With regard to VA and CRT improvement, T&E protocols DME has been shown to be just as effective as PRN or monthly treatment protocols. T&E protocols, especially over longer periods of follow-up (>2 years), can reduce office visits and injection frequency with no change in visual outcomes, even in treatment-resistant patients. Ebtner et al. were the only study to show more office visits for the T&E group versus the PRN group, though this was attributed to poor follow-up for the PRN group given that they were expected to have one visit per month for 13 total visits per study design, but only averaged 10 visits.
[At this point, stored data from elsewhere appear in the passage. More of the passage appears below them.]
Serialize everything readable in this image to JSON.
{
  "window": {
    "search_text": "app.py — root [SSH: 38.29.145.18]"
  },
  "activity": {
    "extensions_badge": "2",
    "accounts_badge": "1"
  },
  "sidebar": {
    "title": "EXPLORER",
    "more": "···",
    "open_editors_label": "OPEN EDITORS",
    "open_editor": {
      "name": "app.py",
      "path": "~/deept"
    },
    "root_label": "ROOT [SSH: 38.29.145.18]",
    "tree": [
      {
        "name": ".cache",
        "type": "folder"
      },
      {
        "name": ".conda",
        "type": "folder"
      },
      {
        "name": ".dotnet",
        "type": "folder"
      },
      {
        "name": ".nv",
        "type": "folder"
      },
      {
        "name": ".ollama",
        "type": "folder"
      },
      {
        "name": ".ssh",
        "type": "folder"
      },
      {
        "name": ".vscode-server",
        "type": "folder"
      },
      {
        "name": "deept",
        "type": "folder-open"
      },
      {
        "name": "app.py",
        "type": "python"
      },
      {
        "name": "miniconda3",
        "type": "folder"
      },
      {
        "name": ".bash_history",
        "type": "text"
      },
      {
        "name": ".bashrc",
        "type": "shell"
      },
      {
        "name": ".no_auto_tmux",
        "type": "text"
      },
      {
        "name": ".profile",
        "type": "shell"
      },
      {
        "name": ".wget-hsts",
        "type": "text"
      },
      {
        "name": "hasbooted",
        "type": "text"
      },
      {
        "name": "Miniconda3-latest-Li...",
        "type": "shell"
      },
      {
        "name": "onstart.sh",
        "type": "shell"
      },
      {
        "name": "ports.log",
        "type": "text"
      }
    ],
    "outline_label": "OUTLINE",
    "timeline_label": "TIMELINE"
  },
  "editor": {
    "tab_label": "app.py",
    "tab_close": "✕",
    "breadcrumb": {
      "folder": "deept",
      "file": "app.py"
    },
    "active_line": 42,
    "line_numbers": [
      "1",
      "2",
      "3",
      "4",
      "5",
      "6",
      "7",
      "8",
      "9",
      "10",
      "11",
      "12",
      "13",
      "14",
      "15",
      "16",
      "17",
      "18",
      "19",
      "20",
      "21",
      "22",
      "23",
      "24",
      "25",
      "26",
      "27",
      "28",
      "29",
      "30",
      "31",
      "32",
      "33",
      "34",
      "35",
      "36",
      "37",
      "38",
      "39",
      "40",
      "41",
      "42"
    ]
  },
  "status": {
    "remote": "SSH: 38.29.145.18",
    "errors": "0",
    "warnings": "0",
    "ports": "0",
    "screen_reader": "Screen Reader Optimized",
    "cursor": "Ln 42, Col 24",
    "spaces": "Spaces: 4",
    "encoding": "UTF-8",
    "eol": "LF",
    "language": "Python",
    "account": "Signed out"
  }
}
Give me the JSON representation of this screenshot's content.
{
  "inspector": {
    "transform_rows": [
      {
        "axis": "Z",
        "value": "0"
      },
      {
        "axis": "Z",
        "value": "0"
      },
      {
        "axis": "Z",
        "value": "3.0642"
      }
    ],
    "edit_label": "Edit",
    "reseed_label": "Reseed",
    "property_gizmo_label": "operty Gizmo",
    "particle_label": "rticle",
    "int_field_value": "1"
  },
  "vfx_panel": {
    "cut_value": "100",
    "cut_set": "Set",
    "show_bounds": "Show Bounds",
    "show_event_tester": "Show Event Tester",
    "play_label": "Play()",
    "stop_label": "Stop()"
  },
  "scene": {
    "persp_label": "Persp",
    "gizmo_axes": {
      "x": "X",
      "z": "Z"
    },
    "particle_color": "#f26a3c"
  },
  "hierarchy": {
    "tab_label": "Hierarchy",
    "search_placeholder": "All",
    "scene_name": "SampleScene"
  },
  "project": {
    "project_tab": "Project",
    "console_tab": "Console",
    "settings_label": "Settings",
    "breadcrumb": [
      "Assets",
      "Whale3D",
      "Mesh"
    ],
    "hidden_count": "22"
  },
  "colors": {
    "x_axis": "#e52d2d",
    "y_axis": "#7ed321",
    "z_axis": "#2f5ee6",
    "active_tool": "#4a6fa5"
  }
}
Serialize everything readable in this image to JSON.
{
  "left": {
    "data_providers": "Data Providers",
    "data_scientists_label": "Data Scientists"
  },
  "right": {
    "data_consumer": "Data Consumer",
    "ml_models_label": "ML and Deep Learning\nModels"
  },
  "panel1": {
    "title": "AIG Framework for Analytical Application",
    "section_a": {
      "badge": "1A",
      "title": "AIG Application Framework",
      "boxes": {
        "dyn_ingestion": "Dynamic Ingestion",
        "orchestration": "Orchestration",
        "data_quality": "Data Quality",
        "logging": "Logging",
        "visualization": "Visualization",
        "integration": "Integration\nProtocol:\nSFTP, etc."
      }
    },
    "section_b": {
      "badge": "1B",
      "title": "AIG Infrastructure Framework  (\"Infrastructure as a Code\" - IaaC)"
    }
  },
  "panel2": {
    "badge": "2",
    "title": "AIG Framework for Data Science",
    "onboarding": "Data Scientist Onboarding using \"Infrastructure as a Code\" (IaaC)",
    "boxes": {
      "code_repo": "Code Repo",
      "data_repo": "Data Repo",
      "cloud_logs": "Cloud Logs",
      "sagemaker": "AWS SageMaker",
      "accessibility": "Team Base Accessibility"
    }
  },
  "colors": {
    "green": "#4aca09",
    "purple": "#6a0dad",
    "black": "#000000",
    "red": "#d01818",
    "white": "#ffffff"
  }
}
The rest of the four studies in this review showed either fewer visits or an equivocal number compared to PRN or monthly protocols. Even though T&E seems to be an effective regimen for many patients, further real-world clinical studies may examine dosing, switching between anti-VEGF medications, and monitoring long-term follow-up for T&E.
Declaration of patient consent
Patients’ consent not required as patients’ identity is not disclosed or compromised.
Financial support and sponsorship
Rishi P Singh reports personal fees from Genentech/Roche, personal fees from Alcon/Novartis, grants from Apellis and Graybug, personal fees from Zeiss, personal fees from Bausch + Lomb, personal fees from Regeneron Pharmaceuticals, Inc., and personal fees from Gyroscope and Asceplix. All other authors report no disclosures.
Conflicts of interest
Dr. Rishi P. Singh is the Editor in Chief of this journal.